There was no response to this email.

41.

Mr Fowler relies on the decision of the Court of Appeal in Walker Construction (UK) Ltd v Quayside Homes [2014] EWCA Civ 93. In that case the defendant recovered judgment on its counterclaim of £10,885, with costs estimated at £345,000. The recovery amounted to less than 6% of the original counterclaim. On the facts, the claim was not relevant by the time of judgment. The claimants had made a Calderbank offer on 5 January 2011 to pay the defendants £30,000 plus VAT in full and final settlement inclusive of costs. The claimants argued that the judge should have assessed that offer as representing a reasonable offer on costs, given the ultimate recovery of approximately £11,000. Gloster LJ essentially agreed. From paragraph 85 she said this:

“Third, I accept Lord Marks’ submission that, in those circumstances, the judge should have approached the question of costs on the basis that the very best Quayside could do - on the basis of an application of the general rule and before he came to consider the Calderbank offers - was to secure an order that Walker pay a proportion of its costs; and that that approach should then have governed the judge’s approach to the Calderbank offers when he came to consider them.

86.

Fourth, the judge, when considering Walker’s Calderbank offer dated 5 January 2011 does not appear to have given appropriate weight to the fact that Walker could not realistically have made a Part 36 offer in January 2011, because that would have had the automatic consequence that, if the offer were accepted, Quayside would have been entitled to all its costs of the proceedings to date; see CPR 36.10(1)…

87.

However the judge does appear to have recognised at paragraph 18 of his costs judgment that, if Walker had accepted Quayside’s Part 36 offer made on 3 May 2011, that would have involved Walker in:

‘having to pay costs assessed on the basis of the counterclaims that then stood at £169,000, producing a wholly disproportionate sum of costs’.
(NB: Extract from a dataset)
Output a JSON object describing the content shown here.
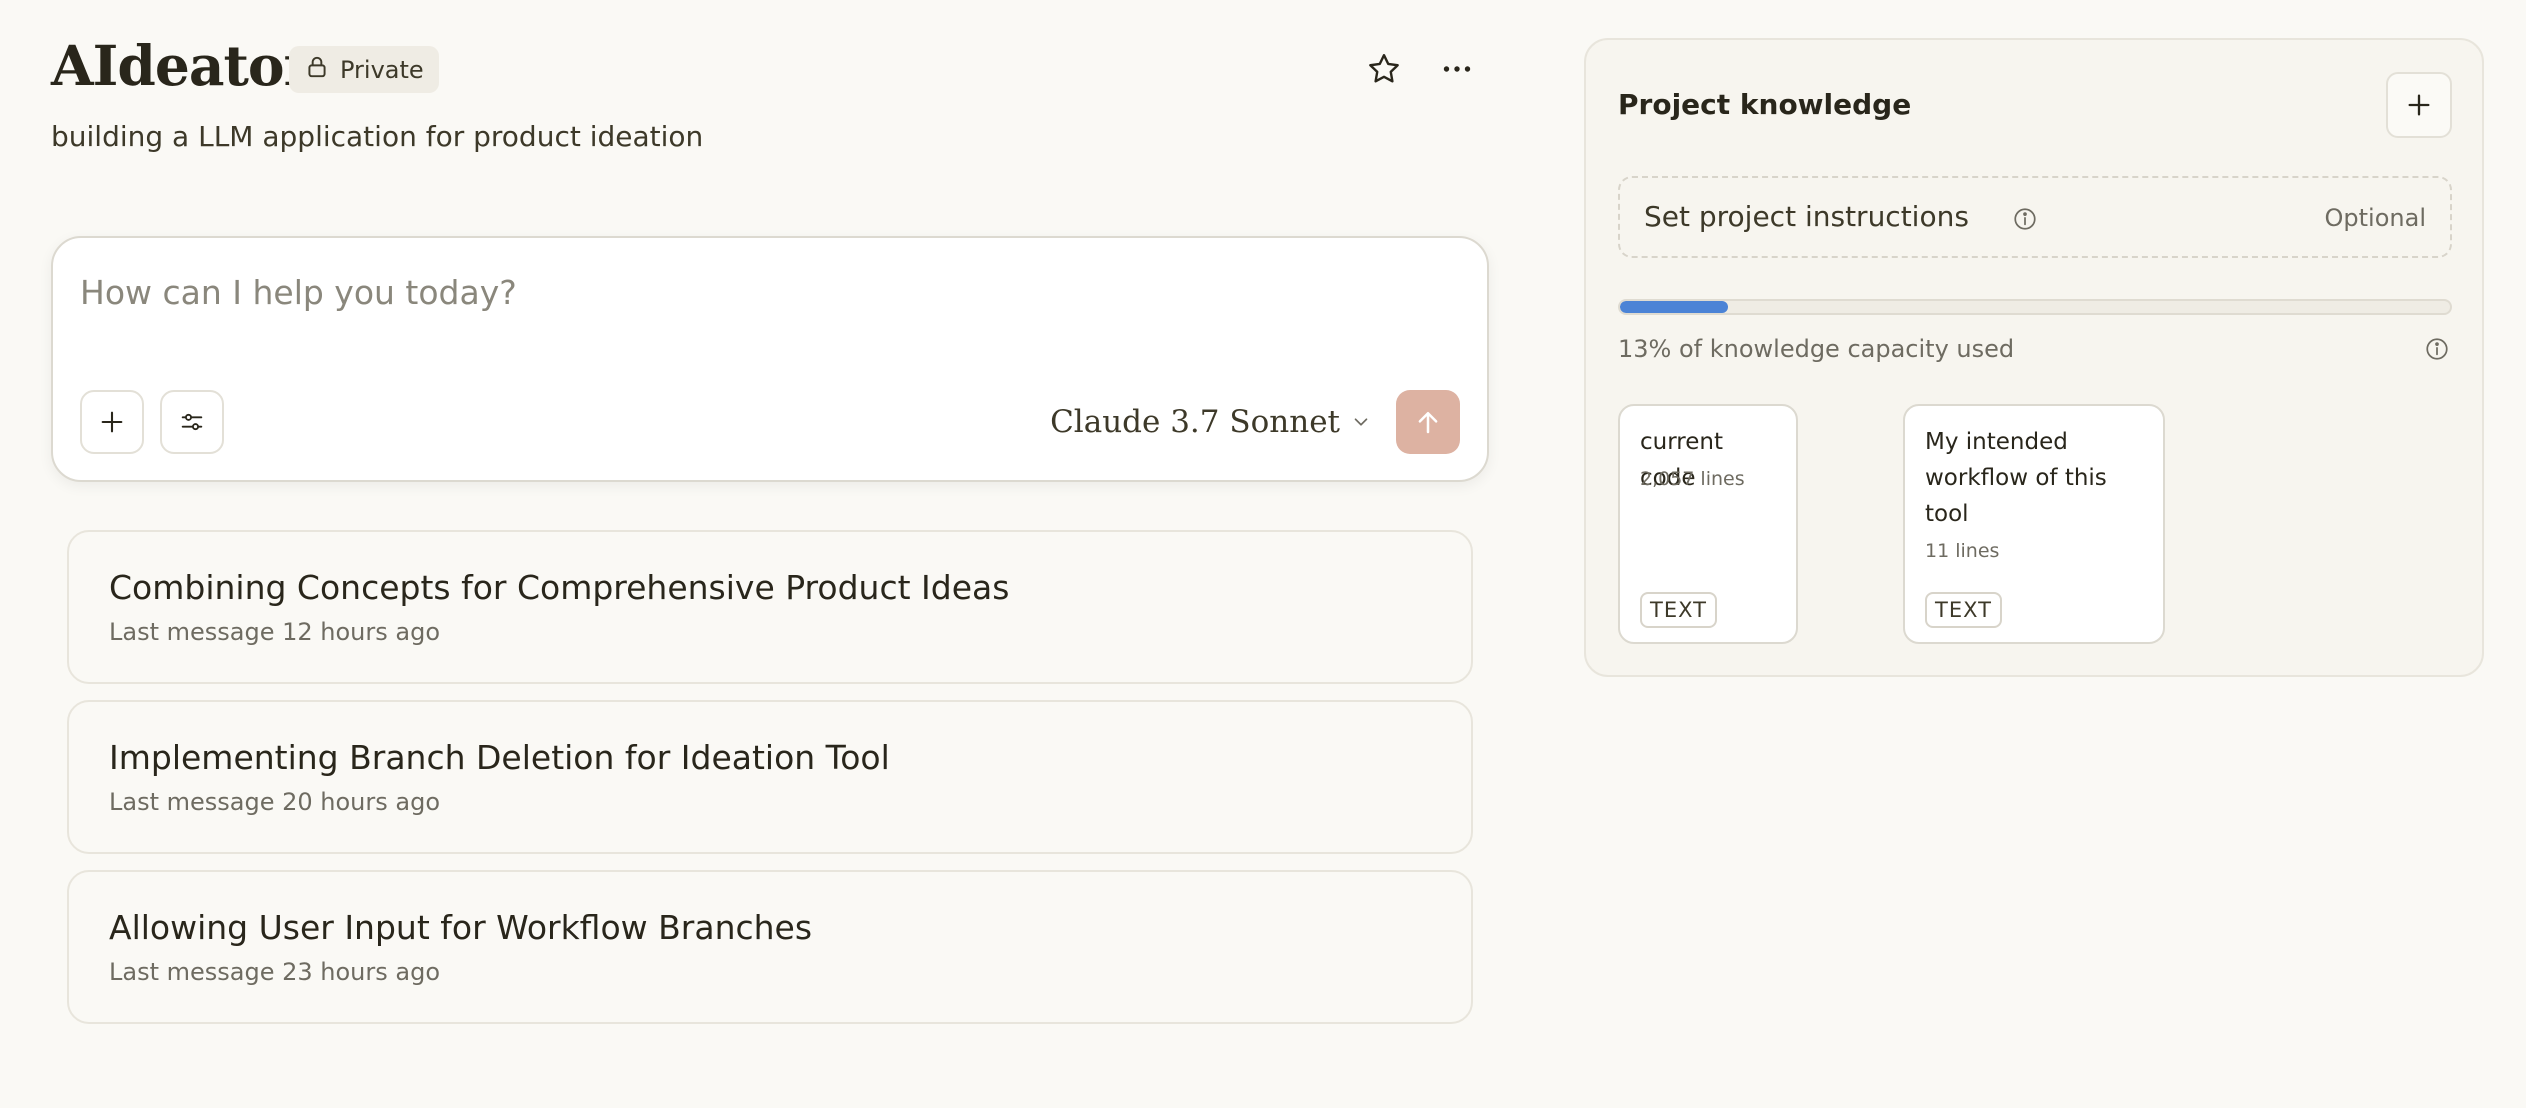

But, as Lord Marks pointed out, exactly the same consideration would have applied to the making of a Part 36 offer instead of a Calderbank offer in January 2011…

91.

In other words the judge appears to have accepted that a figure in the region of, or possibly in excess of, £30,000 had been incurred by 5 January 2011 in respect of costs on the indemnity basis. As Lord Marks submitted, the judge should then have asked himself whether the allowance of about £19,000 for costs, in Walker’s Calderbank offer, given Quayside’s ultimate recovery of about £11,000, represented a reasonable offer on costs. I accept Lord Marks’ submission that such an offer was indeed a reasonable and proportionate one. The judge was entitled to look at the matter with the benefit of hindsight and in the knowledge that Quayside had made a very small recovery on its counterclaim. Whether or not he went into the detailed arithmetic, there were certainly grounds for calculating on a rough and ready basis that, against a figure of £30,000 plus of costs on the indemnity basis, substantial deductions would have needed to have been made to reflect…”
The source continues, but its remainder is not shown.